20 Cala Moresca Isola di Figarolo Golfo Aranci 1

Golfo Aranci è uno di quei luoghi che sembrano nati per alimentare racconti, leggende e suggestioni. Che siano stati i granchi o le arance disperse da barche naufragate nel suo golfo sinuoso a ispirarne il nome, poco importa: ciò che conta è la capacità di questo angolo di Sardegna di evocare immagini vivide, quasi letterarie. Atterrati a Olbia con un volo diretto da Firenze, durante il breve tragitto verso il lussuoso Gabbiano Azzurro Hotel & Suites ci siamo ritrovati a scrutare il paesaggio montuoso, quasi in cerca di quei mitici agrumi dorati che, secondo la tradizione, avrebbero galleggiato nella rada dopo una tempesta. Una leggenda che ricorda la sfortunata “Provvidenza” dei Malavoglia, con il suo carico perduto e il destino segnato.
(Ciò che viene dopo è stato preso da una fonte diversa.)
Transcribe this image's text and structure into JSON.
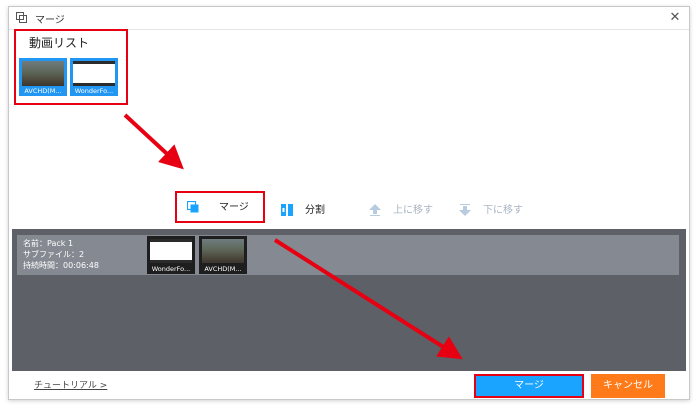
{
  "window": {
    "title": "マージ",
    "close_glyph": "✕"
  },
  "video_list": {
    "heading": "動画リスト",
    "items": [
      {
        "label": "AVCHD(M...",
        "kind": "video"
      },
      {
        "label": "WonderFo...",
        "kind": "document"
      }
    ]
  },
  "toolbar": {
    "merge": "マージ",
    "split": "分割",
    "move_up": "上に移す",
    "move_down": "下に移す"
  },
  "pack": {
    "name": "名前：Pack 1",
    "subfiles": "サブファイル：2",
    "duration": "持続時間：00:06:48",
    "thumbs": [
      {
        "label": "WonderFo...",
        "kind": "document"
      },
      {
        "label": "AVCHD(M...",
        "kind": "video"
      }
    ]
  },
  "footer": {
    "tutorial_link": "チュートリアル >",
    "merge_button": "マージ",
    "cancel_button": "キャンセル"
  },
  "colors": {
    "accent_blue": "#1aa3ff",
    "cancel_orange": "#ff7b1a",
    "highlight_red": "#e60012",
    "panel_dark": "#5d6066"
  }
}
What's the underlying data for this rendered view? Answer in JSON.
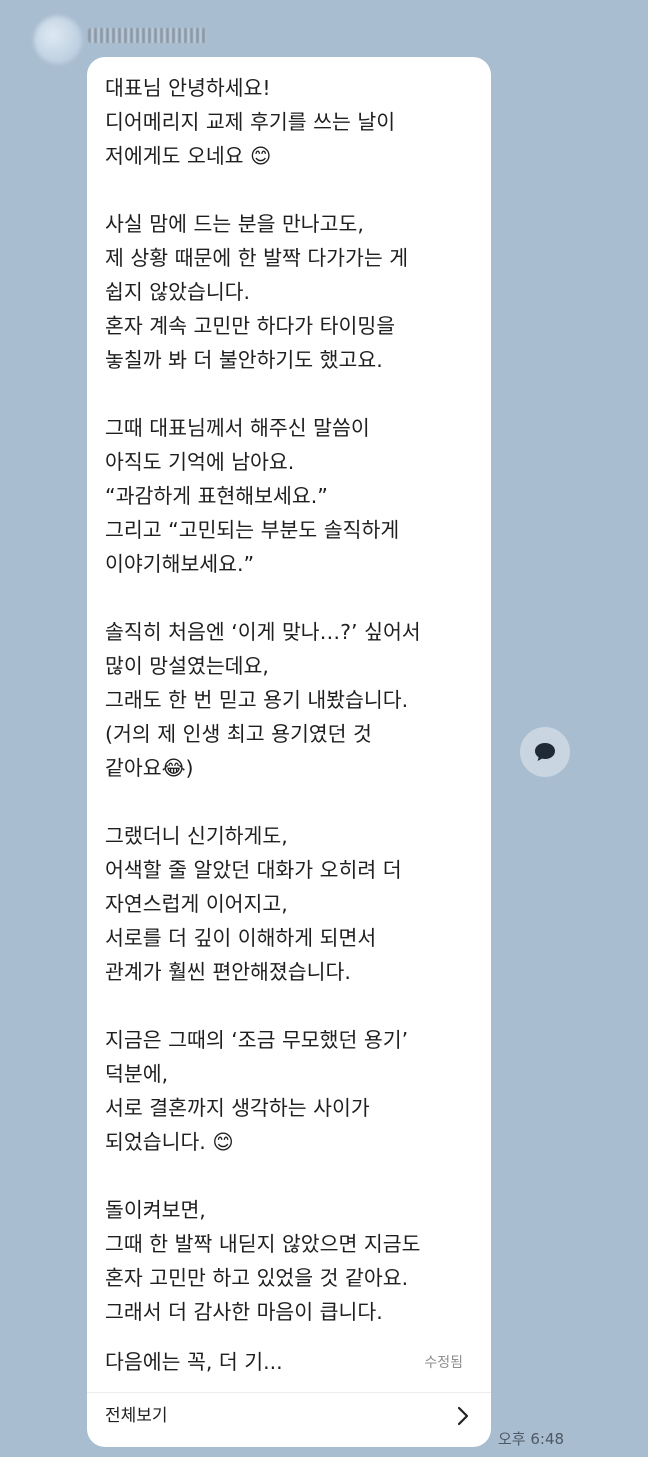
{
  "chat": {
    "message": "대표님 안녕하세요!\n디어메리지 교제 후기를 쓰는 날이\n저에게도 오네요 😊\n\n사실 맘에 드는 분을 만나고도,\n제 상황 때문에 한 발짝 다가가는 게\n쉽지 않았습니다.\n혼자 계속 고민만 하다가 타이밍을\n놓칠까 봐 더 불안하기도 했고요.\n\n그때 대표님께서 해주신 말씀이\n아직도 기억에 남아요.\n“과감하게 표현해보세요.”\n그리고 “고민되는 부분도 솔직하게\n이야기해보세요.”\n\n솔직히 처음엔 ‘이게 맞나…?’ 싶어서\n많이 망설였는데요,\n그래도 한 번 믿고 용기 내봤습니다.\n(거의 제 인생 최고 용기였던 것\n같아요😂)\n\n그랬더니 신기하게도,\n어색할 줄 알았던 대화가 오히려 더\n자연스럽게 이어지고,\n서로를 더 깊이 이해하게 되면서\n관계가 훨씬 편안해졌습니다.\n\n지금은 그때의 ‘조금 무모했던 용기’\n덕분에,\n서로 결혼까지 생각하는 사이가\n되었습니다. 😊\n\n돌이켜보면,\n그때 한 발짝 내딛지 않았으면 지금도\n혼자 고민만 하고 있었을 것 같아요.\n그래서 더 감사한 마음이 큽니다.",
    "truncated_line": "다음에는 꼭, 더 기...",
    "edited_label": "수정됨",
    "see_all_label": "전체보기",
    "time": "오후 6:48"
  },
  "icons": {
    "avatar": "avatar-blurred",
    "see_all": "chevron-right-icon",
    "side_action": "speech-bubble-icon"
  },
  "colors": {
    "background": "#a9bdd0",
    "bubble": "#ffffff"
  }
}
Il Golfo Aranci si apre con una bellezza brulla e luminosa, un tempo selvaggia e oggi punteggiata da ville e resort che si affacciano su spiagge dalle acque trasparenti. È facile immaginare lo stupore dei pastori di un tempo davanti a quei frutti galleggianti, come un dono inatteso del mare. Oggi, lidi alla moda e hotel di charme convivono con un paesaggio che conserva ancora un’anima autentica, fatta di luce, vento e profumi mediterranei.
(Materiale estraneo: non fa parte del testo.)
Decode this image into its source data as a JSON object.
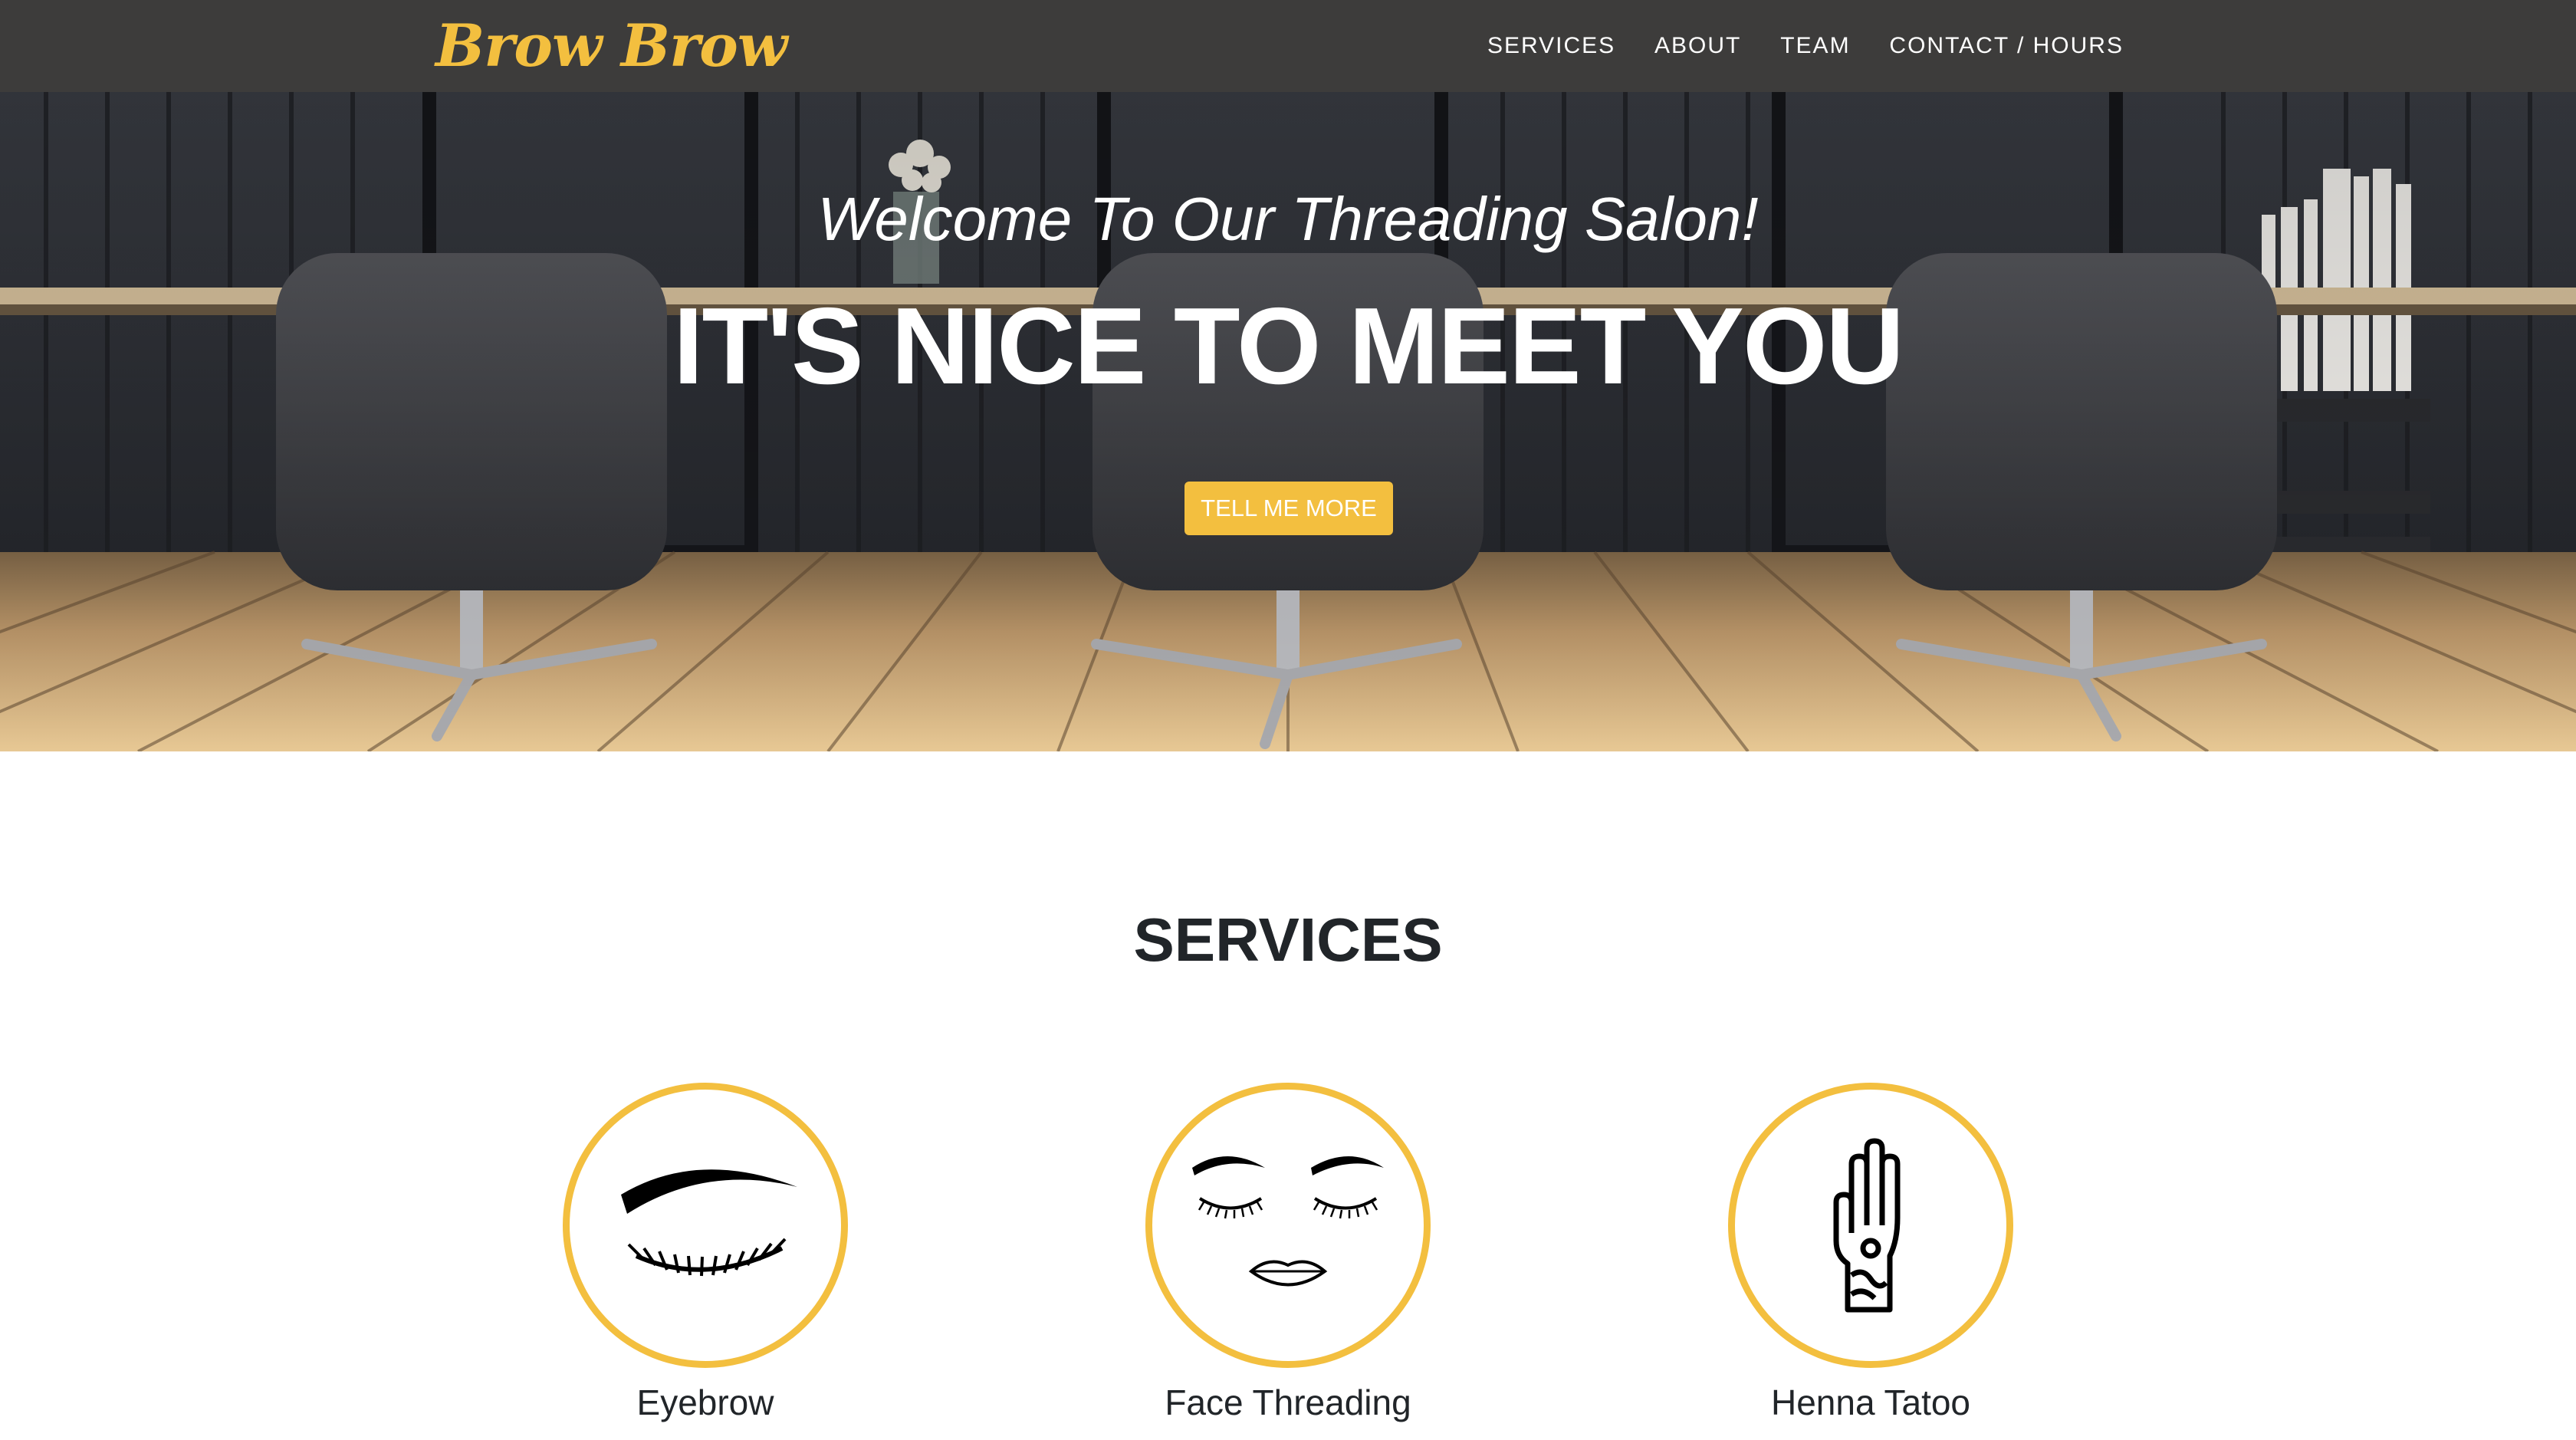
{
  "navbar": {
    "brand": "Brow Brow",
    "links": [
      "SERVICES",
      "ABOUT",
      "TEAM",
      "CONTACT / HOURS"
    ]
  },
  "hero": {
    "subheading": "Welcome To Our Threading Salon!",
    "heading": "IT'S NICE TO MEET YOU",
    "button_label": "TELL ME MORE"
  },
  "services": {
    "title": "SERVICES",
    "items": [
      {
        "label": "Eyebrow",
        "icon": "eyebrow-icon"
      },
      {
        "label": "Face Threading",
        "icon": "face-icon"
      },
      {
        "label": "Henna Tatoo",
        "icon": "henna-hand-icon"
      }
    ]
  },
  "colors": {
    "accent": "#f3bf3f",
    "navbar": "#3d3c3b",
    "text_dark": "#212529"
  }
}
Golfo Aranci tra ospitalità di charme e atmosfere mediterranee

Ad accoglierci al rinnovato Gabbiano Azzurro Hotel & Suites è la signora Antonella, lombarda d’origine ma sarda d’adozione, insieme alla famiglia Datome. La struttura, completamente ripensata nel design e nei servizi, porta la firma di Sergio Datome, che ha scelto tonalità bianche e azzurre, eleganti e mai eccessive, capaci di restituire un’atmosfera chic e rilassata. Le camere e le tre suite con piscina privata affacciata sul mare rivelano un’attenzione al dettaglio che solo le migliori strutture internazionali sanno garantire.

La hall, luminosa e ariosa, accoglie gli ospiti con divani bianchi, cuscini ricamati con coralli azzurri e nicchie che espongono ceramiche, libri d’arte e oggetti raffinati. Una vera perla è il Blù Restaurant, guidato dallo chef Daniele Sechi, che valorizza le eccellenze locali e il Made in Italy. In estate, colazioni e cene vengono servite sulla terrazza pergolata affacciata sulla spiaggia privata dell’hotel, raggiungibile direttamente dal terrazzo.

Nel tardo pomeriggio, dopo un drink a bordo piscina, decidiamo di cambiare scenario senza allontanarci troppo dal Golfo Aranci. Ci spostiamo sulla spiaggia de La Spigola, ristorante sul mare dal fascino tropicale, dove ci concediamo un pomeriggio lento, tra mare calmo e luce dorata. La bellezza del luogo ci trattiene fino a cena, coccolati dallo chef Roberto Pisano, giovanissimo talento che conquista prima con i profumi e poi con i sapori.

La sua cucina è un viaggio nella “norcineria ittica”: tonni lavorati con tecniche tradizionali, pane Crivaxiu ottenuto con lievito madre e macina litica, bottarga di produzione propria servita con spaghetti di Gragnano, finocchio di mare e lime. Una cucina che unisce Sardegna, Liguria e Piemonte in un equilibrio sorprendente.

Tavolara mancata, Tavolara sognata

La domenica era dedicata a una gita in barca verso Tavolara, ma la pigrizia dei compagni di viaggio ha avuto la meglio. Eppure, la sua fama di “regno più piccolo del mondo” continua a esercitare un fascino irresistibile. Tavolara è una montagna granitica che emerge dal mare con pareti verticali che precipitano nell’area marina protetta di Punta Coda Cavallo: 76 km di costa tra Loiri, Porto San Paolo, Olbia e San Teodoro, e 15 mila ettari di acque trasparenti e cale segrete.

Ci siamo persi il profumo del rosmarino selvatico, il verde balsamico del ginepro — lo stesso celebrato dal gin toscano Peter in Florence — e l’aroma resinoso del lentisco, pianta simbolo della Sardegna. Porteremo comunque con noi l’olio di lentisco, considerato un elisir di longevità, e il liquore di mirto, immancabile in ogni viaggio isolano.

Ci sarà una nuova occasione per esplorare Tavolara o altri itinerari della Sardegna di Canne al vento, lontano dalle località del lusso ostentato e dei resort scintillanti che attirano turisti poco glamour ma molto richsnob. La Sardegna autentica, quella che profuma di vento, mare e macchia mediterranea, resta sempre lì, pronta a farsi scoprire.